Im not the biggest Queen fan but the production (engineering??) quality blows me away.
Maybe this is more mixing the engineering. Lots of dynamics, quality sounds, even on a limiting format like vinyl.

Miles Davis: Bitches Brew

Definitely some great mastering on this one. If you dig some info into this album youll find some interesting techniques were used, for 1969 anyway.
Like using tape loops and adding new sounds into a track in post. Masterfully mixed.

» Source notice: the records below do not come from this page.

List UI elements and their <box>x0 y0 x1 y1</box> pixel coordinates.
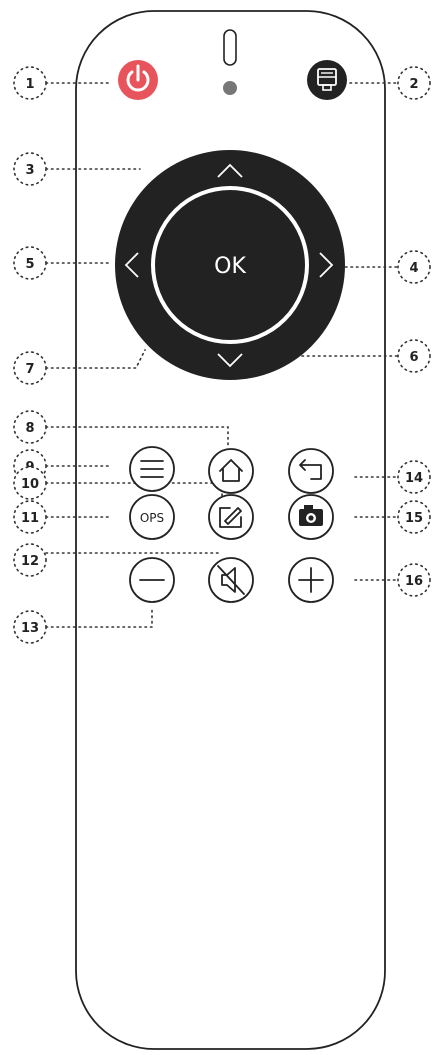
callout-13: 13 <box>13 610 47 644</box>
svg-text:7: 7 <box>25 362 34 377</box>
callout-10: 10 <box>13 466 47 500</box>
ops-button[interactable]: OPS <box>129 494 175 540</box>
back-button[interactable] <box>288 448 334 494</box>
svg-text:2: 2 <box>409 77 418 92</box>
mute-button[interactable] <box>208 557 254 603</box>
callout-5: 5 <box>13 246 47 280</box>
svg-text:3: 3 <box>25 163 34 178</box>
input-source-button[interactable] <box>307 60 347 100</box>
callout-14: 14 <box>397 460 431 494</box>
annotate-button[interactable] <box>208 494 254 540</box>
callout-8: 8 <box>13 410 47 444</box>
screenshot-button[interactable] <box>288 494 334 540</box>
ops-label: OPS <box>140 511 164 525</box>
home-button[interactable] <box>208 448 254 494</box>
callout-16: 16 <box>397 563 431 597</box>
svg-text:8: 8 <box>25 421 34 436</box>
callout-11: 11 <box>13 500 47 534</box>
svg-text:5: 5 <box>25 257 34 272</box>
ok-button[interactable]: OK <box>214 254 246 279</box>
svg-text:11: 11 <box>21 511 39 526</box>
svg-text:1: 1 <box>25 77 34 92</box>
callout-7: 7 <box>13 351 47 385</box>
svg-text:14: 14 <box>405 471 423 486</box>
svg-text:10: 10 <box>21 477 39 492</box>
status-led <box>223 81 237 95</box>
svg-text:13: 13 <box>21 621 39 636</box>
svg-text:4: 4 <box>409 261 418 276</box>
menu-button[interactable] <box>129 446 175 492</box>
volume-down-button[interactable] <box>129 557 175 603</box>
svg-text:15: 15 <box>405 511 423 526</box>
callout-6: 6 <box>397 339 431 373</box>
callout-1: 1 <box>13 66 47 100</box>
volume-up-button[interactable] <box>288 557 334 603</box>
callout-4: 4 <box>397 250 431 284</box>
svg-text:6: 6 <box>409 350 418 365</box>
power-button[interactable] <box>118 60 158 100</box>
callout-15: 15 <box>397 500 431 534</box>
callout-2: 2 <box>397 66 431 100</box>
callout-12: 12 <box>13 543 47 577</box>
svg-text:16: 16 <box>405 574 423 589</box>
svg-text:12: 12 <box>21 554 39 569</box>
callout-3: 3 <box>13 152 47 186</box>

Bitches Brew also pioneered the application of the studio as a musical instrument, featuring stacks of edits and studio effects that were an integral part of the music. Even though it sounded like an old-style studio registration of a bunch of guys playing some amazing stuff, large sections of it relied heavily on studio technology to create a fantasy that never was. Miles and his producer, the legendary Teo Macero, used the recording studio in radical new ways, especially in the title track and the opening track, "Pharaoh's Dance". There were many special effects, like tape loops, tape delays, reverb chambers and echo effects. And, through intensive tape editing, Macero concocted many totally new musical structures that were later imitated by the band in live concerts. Macero, who has a classical education and was most likely inspired by the 1930s and 1940s musique concrete experiments, used tape editing as a form of arranging and composition.